When I claimed to be absolutely, sincerely convinced that the typical Trump voter was not a bigot, then, I was hardly saying that "reasonable people can differ when it comes to voting for President." Trump was obviously a tragically terrible choice, as the past four-plus years have amply demonstrated.
But what about "the great replacement," the theory that Professor Pace offers as the most supportable theory to explain Trump's stormtroopers? What about the tens of millions who did not try to stop Congress from certifying the results of a free and fair election?
One puzzle is that the Trumpiest areas have long been known to be the opposite of the areas in transition that Pace described. Typical voters in rural Iowa, Ohio, Alabama, Utah, and so on have probably never lived near a non-White person, yet reports have shown that these White Trump voters are the ones who can easily be convinced that they are on the verge of being replaced. The standard story is about fear of the unknown other, where lack of familiarity allows people to imagine the worst about Those People.
Pace's findings, however, instead suggest a "familiarity breeds contempt" model of racial interactions. Whereas Republicans outside of major cities might be worried about Black people as some kind of looming threat, those in diverse metropolitan areas think they see the great replacement happening in the here and now. The latter group, then, would be the most likely to feel the need to take extreme action. This suggests that the much larger group of people who stayed home on January 6 were simply not yet scared enough to take up arms.
When I first watched the video from Charlottesville in 2017, with neo-Nazis chanting, "Jews will not replace us," my first thought somewhat surprised me: "They're still on about Jews? I thought they had decided to focus on other people, like immigrants." But I was wrongly focusing on the objects of hatred, not on the deep insecurity that seems to underlie all such hatreds. I was not aware of the prevalence of the idea among surprisingly large numbers of White people that their racial identity is under threat. I knew that such people existed, but I had no idea how widespread the idea was.

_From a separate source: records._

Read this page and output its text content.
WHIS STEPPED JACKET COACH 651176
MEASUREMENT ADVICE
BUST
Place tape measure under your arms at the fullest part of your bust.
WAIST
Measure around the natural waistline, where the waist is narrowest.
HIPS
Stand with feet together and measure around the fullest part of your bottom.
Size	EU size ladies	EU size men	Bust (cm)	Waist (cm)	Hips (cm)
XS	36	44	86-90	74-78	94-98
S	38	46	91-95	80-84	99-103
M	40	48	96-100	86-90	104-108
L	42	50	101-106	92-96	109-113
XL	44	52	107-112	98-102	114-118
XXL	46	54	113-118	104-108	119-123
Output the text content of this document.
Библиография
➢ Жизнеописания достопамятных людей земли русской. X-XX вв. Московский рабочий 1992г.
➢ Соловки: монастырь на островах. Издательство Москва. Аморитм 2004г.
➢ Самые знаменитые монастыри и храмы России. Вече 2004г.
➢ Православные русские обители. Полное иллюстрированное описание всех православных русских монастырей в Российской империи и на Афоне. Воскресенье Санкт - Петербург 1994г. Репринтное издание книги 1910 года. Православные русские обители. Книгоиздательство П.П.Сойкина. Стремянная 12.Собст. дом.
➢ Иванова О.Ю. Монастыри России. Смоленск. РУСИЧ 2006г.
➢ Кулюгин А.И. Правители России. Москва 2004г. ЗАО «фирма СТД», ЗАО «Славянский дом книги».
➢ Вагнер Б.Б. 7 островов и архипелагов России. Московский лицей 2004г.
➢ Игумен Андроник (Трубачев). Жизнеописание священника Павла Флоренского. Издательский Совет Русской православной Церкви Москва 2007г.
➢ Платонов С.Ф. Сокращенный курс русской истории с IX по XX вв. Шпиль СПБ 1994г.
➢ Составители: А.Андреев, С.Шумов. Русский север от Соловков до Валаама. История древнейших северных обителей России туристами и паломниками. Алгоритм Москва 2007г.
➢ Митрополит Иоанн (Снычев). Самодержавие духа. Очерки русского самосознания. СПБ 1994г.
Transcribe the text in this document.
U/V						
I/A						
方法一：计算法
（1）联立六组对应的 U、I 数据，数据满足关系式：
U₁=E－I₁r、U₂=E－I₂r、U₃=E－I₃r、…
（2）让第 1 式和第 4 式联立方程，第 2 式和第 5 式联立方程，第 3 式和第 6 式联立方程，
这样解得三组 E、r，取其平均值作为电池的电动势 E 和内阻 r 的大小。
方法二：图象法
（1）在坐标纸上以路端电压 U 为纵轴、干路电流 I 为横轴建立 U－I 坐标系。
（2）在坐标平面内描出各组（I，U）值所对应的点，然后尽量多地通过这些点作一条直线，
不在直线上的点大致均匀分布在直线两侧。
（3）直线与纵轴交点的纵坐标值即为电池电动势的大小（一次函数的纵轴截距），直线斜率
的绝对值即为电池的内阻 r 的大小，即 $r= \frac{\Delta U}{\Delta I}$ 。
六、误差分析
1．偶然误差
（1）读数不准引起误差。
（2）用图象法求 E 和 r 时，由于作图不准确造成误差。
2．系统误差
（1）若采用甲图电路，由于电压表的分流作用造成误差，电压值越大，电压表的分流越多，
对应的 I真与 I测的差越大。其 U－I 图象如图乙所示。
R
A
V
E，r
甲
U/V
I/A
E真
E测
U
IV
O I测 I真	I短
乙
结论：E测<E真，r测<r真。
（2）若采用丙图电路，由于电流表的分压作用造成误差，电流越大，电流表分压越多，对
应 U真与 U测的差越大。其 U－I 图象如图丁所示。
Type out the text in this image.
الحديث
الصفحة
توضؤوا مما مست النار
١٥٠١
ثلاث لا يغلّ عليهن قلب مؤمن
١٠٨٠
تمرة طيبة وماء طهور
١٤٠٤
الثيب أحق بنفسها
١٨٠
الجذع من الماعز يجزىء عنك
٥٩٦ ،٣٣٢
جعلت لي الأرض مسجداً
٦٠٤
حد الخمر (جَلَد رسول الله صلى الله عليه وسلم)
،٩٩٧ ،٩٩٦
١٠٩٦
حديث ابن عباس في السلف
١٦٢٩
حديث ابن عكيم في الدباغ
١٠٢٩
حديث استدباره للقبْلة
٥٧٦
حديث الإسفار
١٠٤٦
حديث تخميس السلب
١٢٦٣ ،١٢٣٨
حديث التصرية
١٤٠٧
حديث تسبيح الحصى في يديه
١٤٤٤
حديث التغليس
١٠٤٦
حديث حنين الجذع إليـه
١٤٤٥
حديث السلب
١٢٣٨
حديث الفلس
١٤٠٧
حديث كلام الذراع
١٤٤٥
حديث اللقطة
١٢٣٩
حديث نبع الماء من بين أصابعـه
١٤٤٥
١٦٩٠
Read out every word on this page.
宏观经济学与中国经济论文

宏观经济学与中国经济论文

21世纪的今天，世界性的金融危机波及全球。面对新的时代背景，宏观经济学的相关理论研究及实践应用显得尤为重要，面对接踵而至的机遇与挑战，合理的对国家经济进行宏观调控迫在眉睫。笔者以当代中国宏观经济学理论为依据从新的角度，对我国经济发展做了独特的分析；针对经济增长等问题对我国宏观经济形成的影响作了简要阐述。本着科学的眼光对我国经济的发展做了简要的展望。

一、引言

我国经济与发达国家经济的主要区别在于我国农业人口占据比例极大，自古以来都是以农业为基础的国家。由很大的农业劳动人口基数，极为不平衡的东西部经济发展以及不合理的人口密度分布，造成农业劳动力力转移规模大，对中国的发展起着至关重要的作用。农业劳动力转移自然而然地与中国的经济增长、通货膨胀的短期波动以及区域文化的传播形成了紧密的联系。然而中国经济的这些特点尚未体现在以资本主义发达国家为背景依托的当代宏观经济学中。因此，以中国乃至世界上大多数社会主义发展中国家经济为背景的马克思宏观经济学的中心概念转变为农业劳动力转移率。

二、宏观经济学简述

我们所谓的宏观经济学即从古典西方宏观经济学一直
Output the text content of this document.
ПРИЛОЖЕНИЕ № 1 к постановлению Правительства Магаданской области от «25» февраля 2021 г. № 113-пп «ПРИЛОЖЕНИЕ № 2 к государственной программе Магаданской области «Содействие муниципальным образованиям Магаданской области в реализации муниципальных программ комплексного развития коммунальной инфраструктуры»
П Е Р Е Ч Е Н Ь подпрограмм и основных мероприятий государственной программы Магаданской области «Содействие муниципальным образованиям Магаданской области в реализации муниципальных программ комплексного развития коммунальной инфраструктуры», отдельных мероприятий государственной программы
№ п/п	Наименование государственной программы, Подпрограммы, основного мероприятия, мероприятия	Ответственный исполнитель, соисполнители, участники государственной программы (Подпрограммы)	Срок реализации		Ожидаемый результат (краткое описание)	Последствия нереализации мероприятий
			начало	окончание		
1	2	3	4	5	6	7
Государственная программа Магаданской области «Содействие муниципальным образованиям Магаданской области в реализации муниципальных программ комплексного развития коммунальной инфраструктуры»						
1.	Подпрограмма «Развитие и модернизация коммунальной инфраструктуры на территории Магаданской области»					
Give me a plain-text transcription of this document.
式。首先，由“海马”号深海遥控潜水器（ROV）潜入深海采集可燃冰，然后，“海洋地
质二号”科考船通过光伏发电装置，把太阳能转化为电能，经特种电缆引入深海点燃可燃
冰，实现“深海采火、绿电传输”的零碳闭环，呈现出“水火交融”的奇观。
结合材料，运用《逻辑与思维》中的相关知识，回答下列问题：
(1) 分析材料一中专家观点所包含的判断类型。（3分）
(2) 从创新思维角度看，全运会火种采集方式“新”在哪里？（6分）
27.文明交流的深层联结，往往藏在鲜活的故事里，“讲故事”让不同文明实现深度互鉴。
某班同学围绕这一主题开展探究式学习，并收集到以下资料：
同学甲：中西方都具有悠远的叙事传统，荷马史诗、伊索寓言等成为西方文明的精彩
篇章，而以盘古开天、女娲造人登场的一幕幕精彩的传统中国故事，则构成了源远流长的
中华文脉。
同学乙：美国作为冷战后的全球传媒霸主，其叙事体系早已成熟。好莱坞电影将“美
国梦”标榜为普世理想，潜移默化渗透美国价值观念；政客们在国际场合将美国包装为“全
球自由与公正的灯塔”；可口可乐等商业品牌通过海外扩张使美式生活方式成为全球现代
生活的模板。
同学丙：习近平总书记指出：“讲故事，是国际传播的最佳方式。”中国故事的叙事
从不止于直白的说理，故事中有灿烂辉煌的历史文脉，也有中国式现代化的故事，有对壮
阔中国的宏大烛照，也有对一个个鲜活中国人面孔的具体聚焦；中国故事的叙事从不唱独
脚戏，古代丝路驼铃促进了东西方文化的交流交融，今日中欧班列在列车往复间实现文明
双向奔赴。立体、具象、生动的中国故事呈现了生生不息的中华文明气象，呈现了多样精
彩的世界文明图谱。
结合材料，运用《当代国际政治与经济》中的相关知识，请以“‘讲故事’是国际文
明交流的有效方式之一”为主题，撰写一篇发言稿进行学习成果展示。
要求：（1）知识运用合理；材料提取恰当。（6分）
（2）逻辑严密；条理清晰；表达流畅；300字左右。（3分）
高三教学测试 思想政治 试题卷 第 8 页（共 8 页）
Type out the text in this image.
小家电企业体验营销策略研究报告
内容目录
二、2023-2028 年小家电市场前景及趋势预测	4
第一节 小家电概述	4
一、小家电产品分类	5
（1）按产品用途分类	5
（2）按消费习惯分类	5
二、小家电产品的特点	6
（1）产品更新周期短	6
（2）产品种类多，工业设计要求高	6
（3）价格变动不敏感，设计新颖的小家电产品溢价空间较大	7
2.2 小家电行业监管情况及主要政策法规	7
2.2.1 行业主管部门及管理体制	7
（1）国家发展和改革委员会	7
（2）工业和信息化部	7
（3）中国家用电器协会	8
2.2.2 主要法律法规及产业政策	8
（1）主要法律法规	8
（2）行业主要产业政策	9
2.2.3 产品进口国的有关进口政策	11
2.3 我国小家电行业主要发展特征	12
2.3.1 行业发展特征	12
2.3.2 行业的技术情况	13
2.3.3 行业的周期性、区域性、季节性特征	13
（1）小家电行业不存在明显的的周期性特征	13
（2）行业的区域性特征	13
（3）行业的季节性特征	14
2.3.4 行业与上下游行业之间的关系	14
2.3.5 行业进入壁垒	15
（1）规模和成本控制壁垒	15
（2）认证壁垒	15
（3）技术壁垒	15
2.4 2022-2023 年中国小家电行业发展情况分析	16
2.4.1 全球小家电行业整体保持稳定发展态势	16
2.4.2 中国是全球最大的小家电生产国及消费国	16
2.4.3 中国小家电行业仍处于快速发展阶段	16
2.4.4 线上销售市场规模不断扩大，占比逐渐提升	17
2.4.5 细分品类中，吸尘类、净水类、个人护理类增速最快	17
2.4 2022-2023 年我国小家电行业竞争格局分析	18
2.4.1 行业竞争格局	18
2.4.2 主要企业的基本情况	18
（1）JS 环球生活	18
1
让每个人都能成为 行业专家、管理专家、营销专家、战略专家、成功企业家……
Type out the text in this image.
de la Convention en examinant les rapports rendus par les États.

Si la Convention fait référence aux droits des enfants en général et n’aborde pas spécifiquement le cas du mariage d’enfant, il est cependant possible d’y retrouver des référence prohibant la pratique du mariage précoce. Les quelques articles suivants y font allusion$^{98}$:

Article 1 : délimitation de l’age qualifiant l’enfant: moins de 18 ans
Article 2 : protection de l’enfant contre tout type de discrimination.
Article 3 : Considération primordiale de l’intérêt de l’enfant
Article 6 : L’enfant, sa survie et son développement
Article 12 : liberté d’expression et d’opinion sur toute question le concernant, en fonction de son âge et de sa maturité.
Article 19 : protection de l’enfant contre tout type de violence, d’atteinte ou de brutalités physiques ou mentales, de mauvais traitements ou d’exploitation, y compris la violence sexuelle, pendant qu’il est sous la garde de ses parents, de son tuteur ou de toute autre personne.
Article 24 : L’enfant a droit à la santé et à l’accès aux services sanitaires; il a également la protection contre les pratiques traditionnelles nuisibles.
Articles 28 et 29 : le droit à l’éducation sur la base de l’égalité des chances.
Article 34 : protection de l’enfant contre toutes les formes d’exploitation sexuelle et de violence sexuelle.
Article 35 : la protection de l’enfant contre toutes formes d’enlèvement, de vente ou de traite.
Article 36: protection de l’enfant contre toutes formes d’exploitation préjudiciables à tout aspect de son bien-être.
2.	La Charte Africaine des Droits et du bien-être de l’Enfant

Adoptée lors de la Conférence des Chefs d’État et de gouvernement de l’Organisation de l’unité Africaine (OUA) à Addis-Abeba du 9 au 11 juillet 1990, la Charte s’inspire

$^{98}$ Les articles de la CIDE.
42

After four years of Trump failing to deliver on anything meaningful for his supposedly non-racist, economically insecure voters, one would have thought that they would have left him behind. In the end, Trump's only claim to meaningful legislation was a billionaire-friendly tax bill that was straight out of Wall Street Republicans' oldest playbook. He undermined his voters health care, made their workplaces less safe, and did nothing but increase their economic insecurity.
In late 2016, it was just barely possible to imagine a Trump voter saying, "I'm truly not a bigot, but I'm voting for this bigoted man for other reasons." By 2020, and certainly in the months since that election, it has become much, much harder to imagine someone honestly saying that they support Trump for some non-racist reason -- especially since "cancel culture" and "owning the libs" are thinly veiled (at best) primal screams in response to greater diversity. (The Dr. Seuss controversy was notably about a publisher choosing not to continue to publish books with racist content.)
So yes, a lot has changed since late 2016, especially when it comes to finding exculpatory and non-bigoted explanations for those who continue to support Trump. Even so, I suspect that I will continue to try, because I retain a tiny bit of optimism in the midst of 2021's political despair. Optimism, however, is still not a plan.